During the reign of Samuel of Bulgaria in the late 10th century, Ohrid became one of the principal centres of the First Bulgarian Empire. Samuel strengthened the fortress and established the city as an important political and ecclesiastical centre of his realm. For a period Ohrid served as the seat of the Bulgarian Patriarchate, reinforcing its significance as a religious and administrative centre. Much of the defensive structure visible today reflects this medieval phase of expansion.
A city of learning
Ohrid’s most enduring influence, however, came not from warfare but from scholarship. In the late 9th century Saint Clement of Ohrid and Saint Naum of Ohrid established an important centre of learning here. Both were disciples of the missionaries Saints Cyril and Methodius, who had earlier developed the Glagolitic alphabet, the first writing system designed specifically for Slavic languages.
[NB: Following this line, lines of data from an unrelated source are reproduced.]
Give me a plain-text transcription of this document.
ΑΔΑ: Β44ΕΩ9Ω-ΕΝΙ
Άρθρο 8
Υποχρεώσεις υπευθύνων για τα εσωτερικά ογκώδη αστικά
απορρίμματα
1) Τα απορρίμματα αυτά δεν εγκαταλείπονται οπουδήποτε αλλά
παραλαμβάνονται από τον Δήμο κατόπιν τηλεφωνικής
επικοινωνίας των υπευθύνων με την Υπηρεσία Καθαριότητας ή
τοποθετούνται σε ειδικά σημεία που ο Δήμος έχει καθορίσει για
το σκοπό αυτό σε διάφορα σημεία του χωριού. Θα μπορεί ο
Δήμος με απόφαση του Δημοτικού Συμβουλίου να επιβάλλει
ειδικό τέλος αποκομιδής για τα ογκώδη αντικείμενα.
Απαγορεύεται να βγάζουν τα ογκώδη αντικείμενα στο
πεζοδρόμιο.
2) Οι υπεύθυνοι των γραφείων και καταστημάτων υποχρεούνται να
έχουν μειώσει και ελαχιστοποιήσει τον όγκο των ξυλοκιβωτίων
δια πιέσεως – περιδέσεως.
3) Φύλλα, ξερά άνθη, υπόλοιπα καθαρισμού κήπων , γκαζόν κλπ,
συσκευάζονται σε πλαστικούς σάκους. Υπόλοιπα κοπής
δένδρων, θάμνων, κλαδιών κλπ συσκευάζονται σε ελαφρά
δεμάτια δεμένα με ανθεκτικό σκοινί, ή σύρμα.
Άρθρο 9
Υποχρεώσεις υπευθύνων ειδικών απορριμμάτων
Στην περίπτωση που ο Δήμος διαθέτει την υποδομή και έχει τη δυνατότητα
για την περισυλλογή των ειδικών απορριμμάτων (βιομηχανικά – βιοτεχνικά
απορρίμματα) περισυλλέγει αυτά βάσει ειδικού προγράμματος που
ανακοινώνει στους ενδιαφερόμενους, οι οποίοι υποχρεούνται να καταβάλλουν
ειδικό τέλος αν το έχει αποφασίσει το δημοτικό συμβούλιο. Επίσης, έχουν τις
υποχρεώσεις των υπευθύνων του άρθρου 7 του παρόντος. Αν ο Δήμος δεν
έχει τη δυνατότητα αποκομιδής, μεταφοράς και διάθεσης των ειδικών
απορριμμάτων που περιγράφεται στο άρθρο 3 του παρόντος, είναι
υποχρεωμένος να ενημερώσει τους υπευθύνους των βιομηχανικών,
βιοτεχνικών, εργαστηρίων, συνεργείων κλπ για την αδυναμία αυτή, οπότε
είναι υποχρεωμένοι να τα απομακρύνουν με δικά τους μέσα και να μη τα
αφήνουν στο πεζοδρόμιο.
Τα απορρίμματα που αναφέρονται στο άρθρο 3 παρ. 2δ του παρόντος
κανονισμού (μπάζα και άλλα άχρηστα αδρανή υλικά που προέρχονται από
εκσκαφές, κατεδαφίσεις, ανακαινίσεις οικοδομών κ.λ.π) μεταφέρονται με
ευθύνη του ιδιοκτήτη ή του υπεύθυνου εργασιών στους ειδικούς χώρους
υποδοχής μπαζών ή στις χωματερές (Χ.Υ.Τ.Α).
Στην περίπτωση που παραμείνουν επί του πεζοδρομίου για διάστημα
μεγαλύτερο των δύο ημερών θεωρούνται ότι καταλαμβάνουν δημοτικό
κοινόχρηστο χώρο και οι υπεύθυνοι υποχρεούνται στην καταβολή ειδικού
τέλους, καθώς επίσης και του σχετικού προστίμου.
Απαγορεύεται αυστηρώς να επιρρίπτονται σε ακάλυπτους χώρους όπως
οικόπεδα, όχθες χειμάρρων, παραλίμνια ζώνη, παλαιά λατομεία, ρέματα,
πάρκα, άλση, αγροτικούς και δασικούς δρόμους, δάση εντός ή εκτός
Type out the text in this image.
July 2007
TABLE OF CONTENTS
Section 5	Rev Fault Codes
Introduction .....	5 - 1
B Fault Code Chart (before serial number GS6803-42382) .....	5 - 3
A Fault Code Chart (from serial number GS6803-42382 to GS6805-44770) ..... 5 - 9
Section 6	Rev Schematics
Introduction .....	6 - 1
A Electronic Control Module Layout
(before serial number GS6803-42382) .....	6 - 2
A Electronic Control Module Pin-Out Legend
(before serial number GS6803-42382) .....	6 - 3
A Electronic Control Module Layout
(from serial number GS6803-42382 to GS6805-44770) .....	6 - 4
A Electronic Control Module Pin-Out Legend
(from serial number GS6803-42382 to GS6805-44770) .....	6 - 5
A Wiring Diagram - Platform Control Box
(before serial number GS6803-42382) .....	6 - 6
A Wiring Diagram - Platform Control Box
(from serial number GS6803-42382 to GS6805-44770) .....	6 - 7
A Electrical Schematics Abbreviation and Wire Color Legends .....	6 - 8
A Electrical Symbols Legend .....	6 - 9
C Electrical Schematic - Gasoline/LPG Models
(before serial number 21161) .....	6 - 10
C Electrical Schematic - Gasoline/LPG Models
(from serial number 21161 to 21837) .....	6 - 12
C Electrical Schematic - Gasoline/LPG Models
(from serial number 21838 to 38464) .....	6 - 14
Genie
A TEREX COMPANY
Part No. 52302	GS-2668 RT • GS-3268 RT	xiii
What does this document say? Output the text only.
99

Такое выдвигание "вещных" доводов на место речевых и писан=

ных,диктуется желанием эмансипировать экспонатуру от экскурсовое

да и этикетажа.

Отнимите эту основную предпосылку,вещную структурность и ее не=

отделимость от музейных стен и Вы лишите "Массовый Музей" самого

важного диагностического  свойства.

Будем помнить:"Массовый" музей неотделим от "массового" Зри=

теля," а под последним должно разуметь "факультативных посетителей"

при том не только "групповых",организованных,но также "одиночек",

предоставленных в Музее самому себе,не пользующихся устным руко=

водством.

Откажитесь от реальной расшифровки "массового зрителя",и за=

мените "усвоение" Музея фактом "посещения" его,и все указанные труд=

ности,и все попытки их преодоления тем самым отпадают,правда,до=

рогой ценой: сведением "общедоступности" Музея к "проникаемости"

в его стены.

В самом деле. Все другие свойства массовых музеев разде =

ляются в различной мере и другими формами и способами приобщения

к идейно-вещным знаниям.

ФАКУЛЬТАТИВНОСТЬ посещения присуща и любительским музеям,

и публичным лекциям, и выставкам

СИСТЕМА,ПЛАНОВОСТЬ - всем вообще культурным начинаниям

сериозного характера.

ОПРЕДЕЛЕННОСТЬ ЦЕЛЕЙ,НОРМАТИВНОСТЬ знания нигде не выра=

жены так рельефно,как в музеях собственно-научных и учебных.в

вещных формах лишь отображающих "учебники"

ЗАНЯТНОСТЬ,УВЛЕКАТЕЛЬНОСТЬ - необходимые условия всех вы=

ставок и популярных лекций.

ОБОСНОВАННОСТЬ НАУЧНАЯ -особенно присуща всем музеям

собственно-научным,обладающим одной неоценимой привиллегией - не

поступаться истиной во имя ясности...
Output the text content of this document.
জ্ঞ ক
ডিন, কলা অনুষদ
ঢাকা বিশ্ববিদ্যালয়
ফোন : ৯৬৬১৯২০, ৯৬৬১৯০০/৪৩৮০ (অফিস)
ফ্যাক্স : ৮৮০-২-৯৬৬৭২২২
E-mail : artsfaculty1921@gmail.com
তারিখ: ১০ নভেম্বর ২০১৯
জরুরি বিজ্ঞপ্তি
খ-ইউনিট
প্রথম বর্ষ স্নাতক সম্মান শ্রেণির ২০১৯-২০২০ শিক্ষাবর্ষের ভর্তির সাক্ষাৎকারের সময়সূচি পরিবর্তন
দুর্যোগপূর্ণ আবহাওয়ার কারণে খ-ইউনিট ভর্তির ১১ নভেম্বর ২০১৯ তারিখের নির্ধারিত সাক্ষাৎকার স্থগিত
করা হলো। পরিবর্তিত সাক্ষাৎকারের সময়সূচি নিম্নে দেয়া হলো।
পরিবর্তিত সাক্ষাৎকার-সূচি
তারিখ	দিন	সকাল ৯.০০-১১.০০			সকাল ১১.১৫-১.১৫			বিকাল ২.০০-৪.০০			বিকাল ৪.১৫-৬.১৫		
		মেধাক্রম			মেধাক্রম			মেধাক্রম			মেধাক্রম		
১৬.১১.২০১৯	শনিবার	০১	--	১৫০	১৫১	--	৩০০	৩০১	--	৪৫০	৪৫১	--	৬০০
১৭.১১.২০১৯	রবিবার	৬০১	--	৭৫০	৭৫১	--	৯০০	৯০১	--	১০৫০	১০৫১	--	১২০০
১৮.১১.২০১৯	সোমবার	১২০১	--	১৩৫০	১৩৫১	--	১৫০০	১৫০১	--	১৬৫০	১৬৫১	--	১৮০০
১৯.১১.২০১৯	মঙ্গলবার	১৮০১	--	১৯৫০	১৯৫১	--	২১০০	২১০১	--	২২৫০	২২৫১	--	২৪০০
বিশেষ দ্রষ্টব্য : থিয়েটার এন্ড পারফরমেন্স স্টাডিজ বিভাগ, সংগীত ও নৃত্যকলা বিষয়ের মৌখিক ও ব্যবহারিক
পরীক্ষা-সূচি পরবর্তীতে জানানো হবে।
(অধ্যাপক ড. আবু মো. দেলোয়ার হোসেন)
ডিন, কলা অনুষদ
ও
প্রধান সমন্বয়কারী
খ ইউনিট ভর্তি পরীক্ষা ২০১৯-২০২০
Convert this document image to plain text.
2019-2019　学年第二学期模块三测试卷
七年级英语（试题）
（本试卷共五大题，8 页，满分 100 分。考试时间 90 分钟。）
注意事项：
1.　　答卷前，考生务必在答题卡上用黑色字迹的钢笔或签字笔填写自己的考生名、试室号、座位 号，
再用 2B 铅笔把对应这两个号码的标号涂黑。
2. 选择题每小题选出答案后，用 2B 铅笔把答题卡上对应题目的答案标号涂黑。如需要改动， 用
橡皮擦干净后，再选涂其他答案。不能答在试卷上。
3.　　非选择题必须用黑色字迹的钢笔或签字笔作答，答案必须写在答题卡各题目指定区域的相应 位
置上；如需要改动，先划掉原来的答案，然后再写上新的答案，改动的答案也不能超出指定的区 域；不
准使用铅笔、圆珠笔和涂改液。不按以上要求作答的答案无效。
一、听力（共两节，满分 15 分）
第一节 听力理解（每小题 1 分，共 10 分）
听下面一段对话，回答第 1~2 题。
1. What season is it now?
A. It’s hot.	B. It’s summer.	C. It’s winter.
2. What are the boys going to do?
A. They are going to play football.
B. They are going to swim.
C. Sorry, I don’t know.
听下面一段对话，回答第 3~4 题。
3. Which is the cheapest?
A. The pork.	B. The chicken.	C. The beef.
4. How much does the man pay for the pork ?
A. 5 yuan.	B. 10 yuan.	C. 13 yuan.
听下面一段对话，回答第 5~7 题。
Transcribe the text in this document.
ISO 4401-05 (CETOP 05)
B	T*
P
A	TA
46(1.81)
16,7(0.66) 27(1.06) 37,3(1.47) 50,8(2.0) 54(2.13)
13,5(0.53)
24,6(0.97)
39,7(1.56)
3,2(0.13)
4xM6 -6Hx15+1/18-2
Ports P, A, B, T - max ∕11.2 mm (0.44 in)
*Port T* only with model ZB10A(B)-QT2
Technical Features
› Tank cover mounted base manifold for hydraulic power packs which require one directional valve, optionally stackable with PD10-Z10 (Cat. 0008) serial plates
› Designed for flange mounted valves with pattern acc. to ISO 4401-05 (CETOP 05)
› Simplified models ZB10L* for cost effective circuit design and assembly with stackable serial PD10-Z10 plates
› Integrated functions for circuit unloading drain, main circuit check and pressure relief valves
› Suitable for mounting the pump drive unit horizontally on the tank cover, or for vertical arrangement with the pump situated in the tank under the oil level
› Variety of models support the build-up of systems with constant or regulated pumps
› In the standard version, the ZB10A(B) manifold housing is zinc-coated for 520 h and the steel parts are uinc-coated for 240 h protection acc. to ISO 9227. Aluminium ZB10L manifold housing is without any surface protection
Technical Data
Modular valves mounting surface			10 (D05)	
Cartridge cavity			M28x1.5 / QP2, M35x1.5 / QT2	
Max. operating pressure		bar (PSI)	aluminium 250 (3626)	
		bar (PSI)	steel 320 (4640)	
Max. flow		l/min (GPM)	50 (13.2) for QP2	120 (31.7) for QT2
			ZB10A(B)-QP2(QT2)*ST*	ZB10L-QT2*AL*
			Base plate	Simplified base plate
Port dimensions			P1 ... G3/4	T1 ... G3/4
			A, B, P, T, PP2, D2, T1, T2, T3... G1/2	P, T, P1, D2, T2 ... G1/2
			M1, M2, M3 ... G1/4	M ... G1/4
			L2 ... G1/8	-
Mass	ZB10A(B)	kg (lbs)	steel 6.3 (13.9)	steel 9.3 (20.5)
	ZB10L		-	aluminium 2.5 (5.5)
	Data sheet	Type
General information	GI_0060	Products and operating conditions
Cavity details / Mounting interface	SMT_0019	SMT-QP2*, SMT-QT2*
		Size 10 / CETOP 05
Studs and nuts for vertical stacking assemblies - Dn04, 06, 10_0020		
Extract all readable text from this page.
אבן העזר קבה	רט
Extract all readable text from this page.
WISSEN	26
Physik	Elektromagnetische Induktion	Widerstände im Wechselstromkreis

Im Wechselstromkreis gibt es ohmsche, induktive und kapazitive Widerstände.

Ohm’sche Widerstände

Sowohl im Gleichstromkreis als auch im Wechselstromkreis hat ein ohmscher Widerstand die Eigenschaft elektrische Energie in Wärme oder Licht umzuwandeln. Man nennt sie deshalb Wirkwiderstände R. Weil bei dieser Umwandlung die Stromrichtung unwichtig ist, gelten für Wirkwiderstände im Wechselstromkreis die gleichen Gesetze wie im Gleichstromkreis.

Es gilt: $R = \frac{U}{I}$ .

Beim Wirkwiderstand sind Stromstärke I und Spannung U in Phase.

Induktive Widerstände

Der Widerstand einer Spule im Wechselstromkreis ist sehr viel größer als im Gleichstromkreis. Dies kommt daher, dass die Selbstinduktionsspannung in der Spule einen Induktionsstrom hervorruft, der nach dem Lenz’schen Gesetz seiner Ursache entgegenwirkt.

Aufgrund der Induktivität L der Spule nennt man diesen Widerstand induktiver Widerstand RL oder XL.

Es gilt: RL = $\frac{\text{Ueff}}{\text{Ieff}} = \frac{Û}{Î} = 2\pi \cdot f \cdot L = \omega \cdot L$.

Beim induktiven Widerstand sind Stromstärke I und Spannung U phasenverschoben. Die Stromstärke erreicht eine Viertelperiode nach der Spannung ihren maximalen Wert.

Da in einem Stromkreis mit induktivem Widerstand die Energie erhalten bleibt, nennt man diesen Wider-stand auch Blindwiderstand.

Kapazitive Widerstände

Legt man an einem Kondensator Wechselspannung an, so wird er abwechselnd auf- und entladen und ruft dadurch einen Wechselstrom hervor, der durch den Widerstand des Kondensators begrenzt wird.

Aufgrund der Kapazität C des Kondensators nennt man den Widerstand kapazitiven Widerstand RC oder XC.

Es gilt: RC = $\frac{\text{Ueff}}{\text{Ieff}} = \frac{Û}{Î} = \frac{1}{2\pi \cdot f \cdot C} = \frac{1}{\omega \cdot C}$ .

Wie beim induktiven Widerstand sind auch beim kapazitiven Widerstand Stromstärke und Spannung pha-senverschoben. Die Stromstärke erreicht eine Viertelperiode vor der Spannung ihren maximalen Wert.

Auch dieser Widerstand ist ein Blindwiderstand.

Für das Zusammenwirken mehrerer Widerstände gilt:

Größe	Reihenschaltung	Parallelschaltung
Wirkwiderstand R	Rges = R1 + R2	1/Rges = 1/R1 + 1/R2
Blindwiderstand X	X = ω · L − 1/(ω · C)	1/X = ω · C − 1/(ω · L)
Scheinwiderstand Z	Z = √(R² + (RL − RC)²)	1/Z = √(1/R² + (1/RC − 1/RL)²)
At Ohrid Clement and his students helped develop the literary tradition that eventually produced the Cyrillic alphabet, adapting Greek letter forms to represent Slavic sounds. The Ohrid Literary School became one of the most influential centres of Slavic education in the medieval world, spreading literacy and religious texts across much of southeastern Europe.
Churches multiplied across the hillsides surrounding the lake. Local tradition claims that there were once 365 churches in Ohrid — one for every day of the year. Whether literal or symbolic, the claim reflects the scale of Ohrid’s influence as a centre of Orthodox learning and spirituality.




The lake that remains
Today Ohrid feels quieter than its history might suggest.
Orthodox monasteries stand beside Ottoman-era houses and modern cafés along the lakeside promenade. Around sixty percent of the population identifies as Orthodox Christian, alongside Muslim and Catholic communities — reminders of the many cultures that have shaped the town.
Yet the most constant presence is the lake itself. The same water that sustained prehistoric settlements still laps against the same shoreline. Fishermen still launch their boats at dawn.
Civilisations have risen around this water, built fortresses above it, written alphabets beside it and prayed along its shores. To us those histories feel ancient. To the lake, they are recent arrivals.